Saturday, November 3, 2012

How Does it Scale

The Didget Manager is designed to perform a variety of data management functions against a set of storage containers that may be attached to a single system or spread across several separate systems.

These functions include:

1) Backup
2) Synchronization
3) Replication
4) Inventory
5) Search
6) Classification
7) Grouping
8) Activation (licensing)
9) Protection
10) Archiving
11) Configuration
12) Versioning
13) Ordering
14) Data Retention

In order to properly perform each of these functions, a system is needed that can operate against all kinds of data sets consisting of structured and/or unstructured data, from very small sets to extremely large sets (i.e. "Big Data"). A legitimate question for any system is "How does it scale?"

When it comes to the term "Scale", I define it in three dimensions -"Scale In", "Scale Out", and "Scale Up".

"Scale In" refers to the ability of the system's algorithms to properly handle large amounts of data within a single storage container given a fixed amount of hardware resources on a single system. File Systems have a limited ability to scale in this manner. For example: the NTFS File System was designed to hold just over 4 billion files in a single volume. However; each file requires a File Record Segment (FRS) that is 1024 bytes long. This means that if you have 1 billion files in a volume, you must read approximately 1 TB of data from that volume just to access all the file metadata. If you want to keep all that metadata in system memory in order to perform multiple searches through it at a faster rate, you would need to have a TB of RAM. Regular file searches through that metadata can also be painfully slow even if all the metadata is in RAM due to the antiquated algorithms of file system design.

The Didget system was designed to handle billions of Didgets and perform fast searches through the metadata even when limited RAM is available. If the same 1 billion files had been converted from files to Didgets, the system would only need to read 64 GB of metadata off the disk and have 64 GB of RAM to keep it in system memory. This is only 1/16 of the requirements needed for NTFS. Searches through that metadata would be hundreds of times faster than with file systems.

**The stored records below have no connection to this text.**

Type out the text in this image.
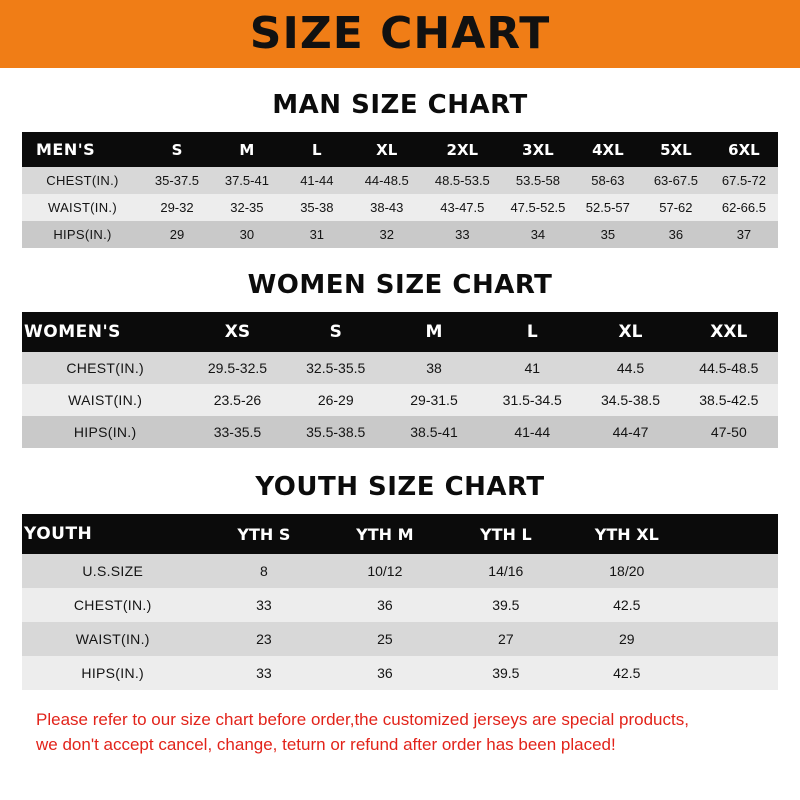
SIZE CHART
MAN SIZE CHART
MEN'S	S	M	L	XL	2XL	3XL	4XL	5XL	6XL
CHEST(IN.)	35-37.5	37.5-41	41-44	44-48.5	48.5-53.5	53.5-58	58-63	63-67.5	67.5-72
WAIST(IN.)	29-32	32-35	35-38	38-43	43-47.5	47.5-52.5	52.5-57	57-62	62-66.5
HIPS(IN.)	29	30	31	32	33	34	35	36	37
WOMEN SIZE CHART
WOMEN'S	XS	S	M	L	XL	XXL
CHEST(IN.)	29.5-32.5	32.5-35.5	38	41	44.5	44.5-48.5
WAIST(IN.)	23.5-26	26-29	29-31.5	31.5-34.5	34.5-38.5	38.5-42.5
HIPS(IN.)	33-35.5	35.5-38.5	38.5-41	41-44	44-47	47-50
YOUTH SIZE CHART
YOUTH	YTH S	YTH M	YTH L	YTH XL	
U.S.SIZE	8	10/12	14/16	18/20	
CHEST(IN.)	33	36	39.5	42.5	
WAIST(IN.)	23	25	27	29	
HIPS(IN.)	33	36	39.5	42.5	
Please refer to our size chart before order,the customized jerseys are special products,
we don't accept cancel, change, teturn or refund after order has been placed!
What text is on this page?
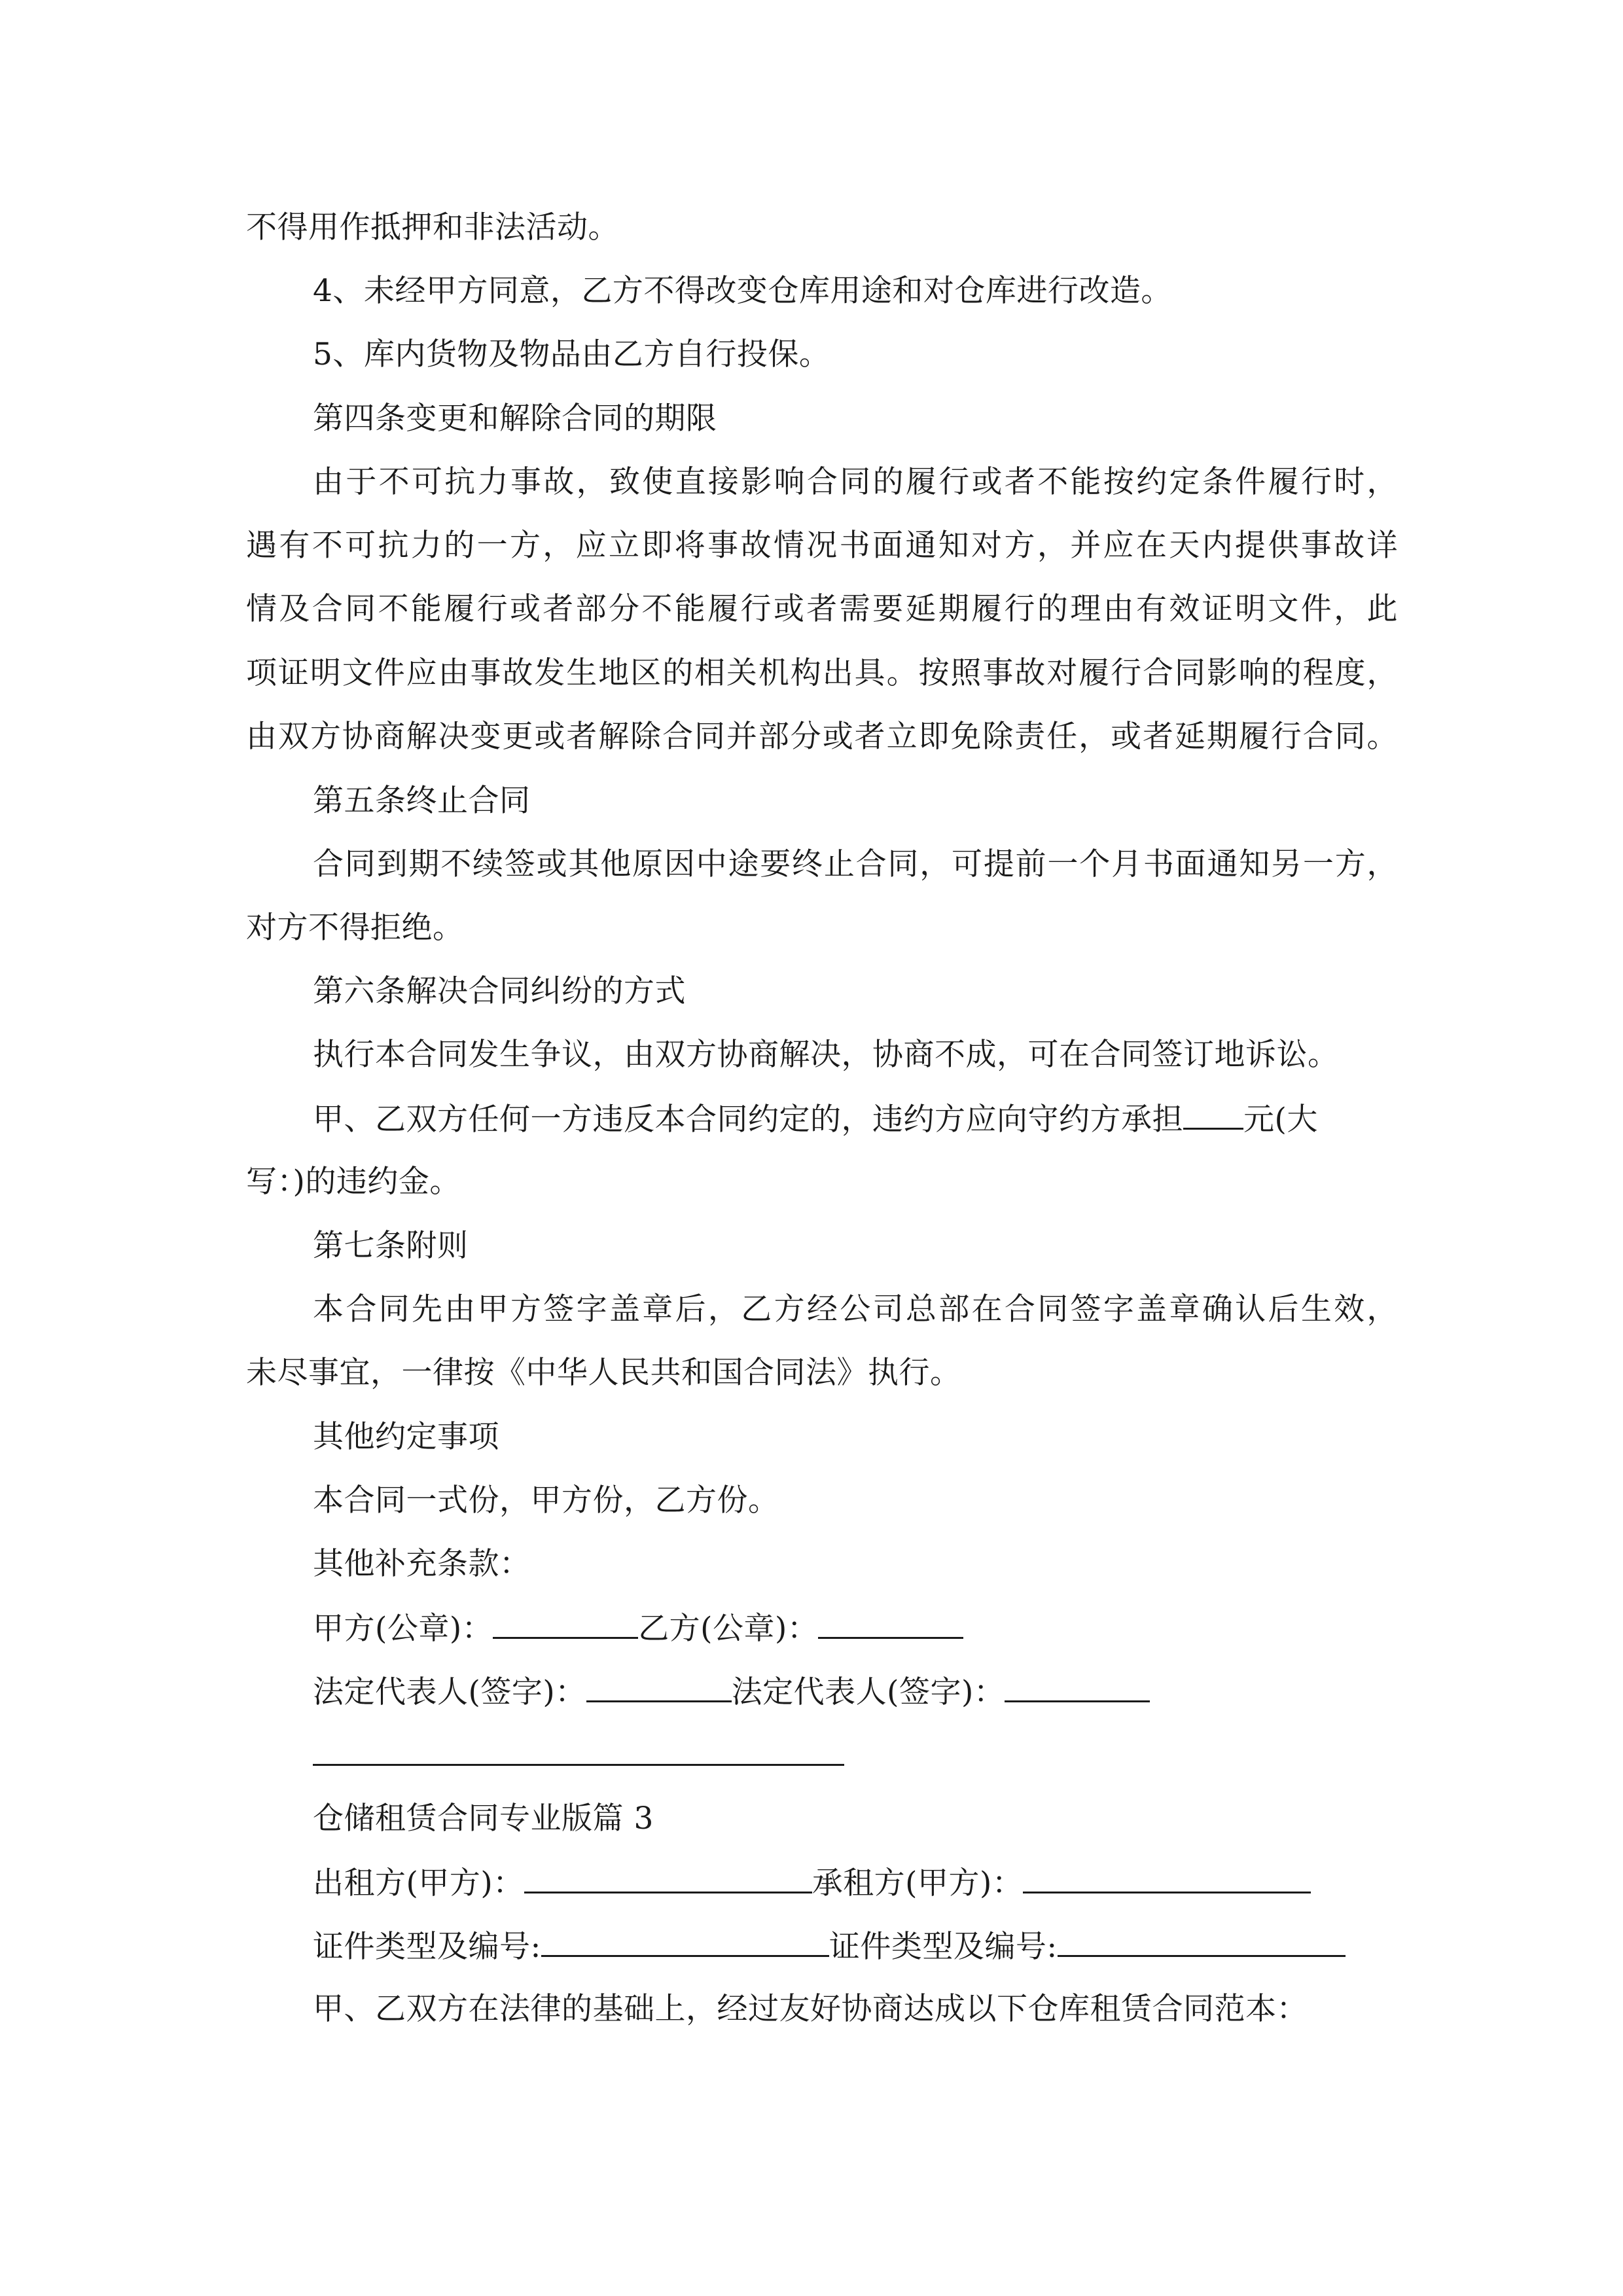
不得用作抵押和非法活动。
4、未经甲方同意，乙方不得改变仓库用途和对仓库进行改造。
5、库内货物及物品由乙方自行投保。
第四条变更和解除合同的期限
由于不可抗力事故，致使直接影响合同的履行或者不能按约定条件履行时，
遇有不可抗力的一方，应立即将事故情况书面通知对方，并应在天内提供事故详
情及合同不能履行或者部分不能履行或者需要延期履行的理由有效证明文件，此
项证明文件应由事故发生地区的相关机构出具。按照事故对履行合同影响的程度，
由双方协商解决变更或者解除合同并部分或者立即免除责任，或者延期履行合同。
第五条终止合同
合同到期不续签或其他原因中途要终止合同，可提前一个月书面通知另一方，
对方不得拒绝。
第六条解决合同纠纷的方式
执行本合同发生争议，由双方协商解决，协商不成，可在合同签订地诉讼。
甲、乙双方任何一方违反本合同约定的，违约方应向守约方承担 元(大
写：)的违约金。
第七条附则
本合同先由甲方签字盖章后，乙方经公司总部在合同签字盖章确认后生效，
未尽事宜，一律按《中华人民共和国合同法》执行。
其他约定事项
本合同一式份，甲方份，乙方份。
其他补充条款：
甲方(公章)：	乙方(公章)：
法定代表人(签字)：	法定代表人(签字)：
仓储租赁合同专业版篇 3
出租方(甲方)：	承租方(甲方)：
证件类型及编号:	证件类型及编号:
甲、乙双方在法律的基础上，经过友好协商达成以下仓库租赁合同范本：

"Scale Out" refers to the ability of the system to improve performance by adding additional resources and performing operations in parallel. This can be accomplished in two ways. Multiple computing systems can operate against a single container, or a single container can be split into multiple pieces and distributed out to those systems. Hadoop is a popular open-source distributed file system that spreads file data across many separate systems in order to service data requests in parallel. It has a serious limitation in that file metadata is stored on a single "NameNode". This has both availability and performance ramifications. It was designed more for smaller sets of extremely large files rather than for extremely large sets of smaller files. Most of the other traditional file systems were never designed to either operate in parallel or to be split up.

The Didget system was designed for both kinds of parallel processing. Multiple systems can operate largely in parallel against a single container since all the metadata structures were designed for locking at the block level. When a system needs to update a piece of metadata, it does not need to establish a "global lock" on the container. It only needs to lock a small portion of the metadata where the update is applicable. This means that thousands of systems can be creating, deleting, and updating Didgets within a single container at the same time. Each container was also designed to be split up and distributed across multiple systems. Both the data streams and the Didget metadata can be split up and distributed. Map-Reduce algorithms are used to query against many of these container pieces in parallel.

"Scale Up" refers to the ability of a single management system to manage data from small sets on simple devices to extremely large data sets on very complex hardware systems. Most data management systems today don't scale up very well. For example, backup programs that work well on pushing data from a single PC to the cloud do not generally work well as enterprise solutions. Users typically need separate data management systems for their home environment and for their work environment. As a business grows from a small business to a medium sized business to a large enterprise, it often must abandon old systems and adopt new systems as its data set grows.

The Didget system was designed to work essentially the same whether it is managing a set of a few hundred Didgets on a mobile phone or it is managing billions of Didgets spread across thousands of different servers. Additional modules may be required and enhanced policies would need to be implemented for the larger environment to function effectively, but the two systems would function nearly identically from the user's (or application's) point of view. Applications that use the Didget system to store their data would not need to know which of the two environments was in play.

1 comment:

  1. Andy: very thoughtful summary. I've read a few things on your blog in the past, but this article in particular tells me that you're getting your secret sauce right, if you're an order of magnitude smaller in terms of resource requirements, while still being several orders of magnitude faster.

    Hopefully, the industry will recognize the value of Didgets and make you fabulously rich and famous.